Here’s a breakdown of precisely how the city plans to spend the money it raises with the new head tax. The gist? About 61 percent will go toward building low-income housing; 34 percent will go toward emergency shelter and other needs for people experiencing homelessness in Seattle; and about 5 percent will go toward administrating the plan.
7. What oversight will be in place to make sure the city would spend this extra money right? How can Seattleites see what is being done with funds for housing and homelessness currently?
A lot of you asked a version of this question, and it’s a good one. We don’t have a very satisfying answer at the moment, but we can tell you about an audit that was recently done to check in on the impact of the city’s homelessness services. The verdict? Not great.
“Having many large organizations working independently also reduces the ability of the region to respond collectively to community needs, and creates roadblocks to change,” the audit reads.
King County Executive Dow Constantine and Mayor Jenny Durkan recently said they’d find a way to make our region more responsive to the homelessness crisis. And after the vote on Monday, Mayor Durkan said she planned to create an oversight committee to monitor how the money is spent.
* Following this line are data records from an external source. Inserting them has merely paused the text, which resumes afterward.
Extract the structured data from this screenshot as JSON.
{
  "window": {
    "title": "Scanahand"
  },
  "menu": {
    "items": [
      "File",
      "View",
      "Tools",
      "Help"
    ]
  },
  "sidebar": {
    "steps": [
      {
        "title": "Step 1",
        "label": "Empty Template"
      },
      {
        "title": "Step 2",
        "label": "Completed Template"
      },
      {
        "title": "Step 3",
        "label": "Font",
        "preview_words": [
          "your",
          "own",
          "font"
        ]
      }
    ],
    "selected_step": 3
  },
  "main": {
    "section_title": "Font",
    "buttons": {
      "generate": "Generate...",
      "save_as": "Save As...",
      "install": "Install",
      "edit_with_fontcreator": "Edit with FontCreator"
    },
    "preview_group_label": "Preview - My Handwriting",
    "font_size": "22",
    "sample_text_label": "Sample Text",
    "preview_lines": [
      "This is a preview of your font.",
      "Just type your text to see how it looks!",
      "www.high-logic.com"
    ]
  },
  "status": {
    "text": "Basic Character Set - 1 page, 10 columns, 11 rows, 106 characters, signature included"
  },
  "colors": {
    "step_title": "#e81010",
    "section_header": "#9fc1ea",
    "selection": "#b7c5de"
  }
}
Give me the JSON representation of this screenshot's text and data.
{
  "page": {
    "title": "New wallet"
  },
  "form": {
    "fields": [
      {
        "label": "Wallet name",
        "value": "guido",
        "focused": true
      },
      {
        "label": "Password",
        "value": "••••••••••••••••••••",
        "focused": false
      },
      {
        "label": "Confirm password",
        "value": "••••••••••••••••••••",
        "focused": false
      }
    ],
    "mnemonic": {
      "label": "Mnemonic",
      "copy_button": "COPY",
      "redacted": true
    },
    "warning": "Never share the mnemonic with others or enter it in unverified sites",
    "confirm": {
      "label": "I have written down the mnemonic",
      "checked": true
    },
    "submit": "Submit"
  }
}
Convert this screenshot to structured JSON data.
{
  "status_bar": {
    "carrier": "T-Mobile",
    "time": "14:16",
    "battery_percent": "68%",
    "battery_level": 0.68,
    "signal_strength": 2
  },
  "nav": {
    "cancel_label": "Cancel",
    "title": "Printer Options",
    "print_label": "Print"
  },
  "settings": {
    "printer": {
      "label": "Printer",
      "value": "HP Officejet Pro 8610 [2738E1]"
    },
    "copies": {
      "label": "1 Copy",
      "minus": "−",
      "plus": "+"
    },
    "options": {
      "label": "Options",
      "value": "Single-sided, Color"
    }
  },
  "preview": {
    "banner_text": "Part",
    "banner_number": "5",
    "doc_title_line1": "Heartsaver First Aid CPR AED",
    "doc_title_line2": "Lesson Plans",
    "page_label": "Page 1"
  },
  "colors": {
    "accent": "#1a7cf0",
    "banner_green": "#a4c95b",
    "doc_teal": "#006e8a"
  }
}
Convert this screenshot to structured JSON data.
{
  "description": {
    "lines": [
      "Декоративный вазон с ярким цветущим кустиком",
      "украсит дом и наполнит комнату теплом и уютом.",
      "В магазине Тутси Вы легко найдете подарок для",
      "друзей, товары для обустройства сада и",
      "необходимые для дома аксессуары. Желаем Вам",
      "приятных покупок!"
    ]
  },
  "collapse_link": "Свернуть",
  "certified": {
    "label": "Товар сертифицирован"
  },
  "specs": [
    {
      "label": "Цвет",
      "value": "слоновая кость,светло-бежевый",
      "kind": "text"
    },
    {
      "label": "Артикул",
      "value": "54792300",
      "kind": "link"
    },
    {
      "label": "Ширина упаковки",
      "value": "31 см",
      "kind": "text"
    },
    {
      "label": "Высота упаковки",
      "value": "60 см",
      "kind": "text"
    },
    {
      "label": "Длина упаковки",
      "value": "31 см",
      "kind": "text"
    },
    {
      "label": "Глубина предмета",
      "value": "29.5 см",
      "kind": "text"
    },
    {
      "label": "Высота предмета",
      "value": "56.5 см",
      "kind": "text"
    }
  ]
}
8. What taxes does Amazon pay?
Some background: Currently, in Washington State, income tax is illegal and we don’t have a capital gains tax, which is a fee on selling investments, including stocks and real estate.
In 2017, Amazon paid $250 million in state and local taxes, The Seattle Times reports.
9. Does this new bill have an end date?
The head tax will “sunset” and be up for a vote again in 2023.
Thanks to Missy Nyham, Sarah Schacht, James Ferguson, Richard Fuhr, Drew Biehle, Vlasil Mlekarov, Rick Gregory, Kelly Knickerbocker, Bo Zhang, John L. and many more of you (who preferred to remain anonymous!) for sending in such great questions.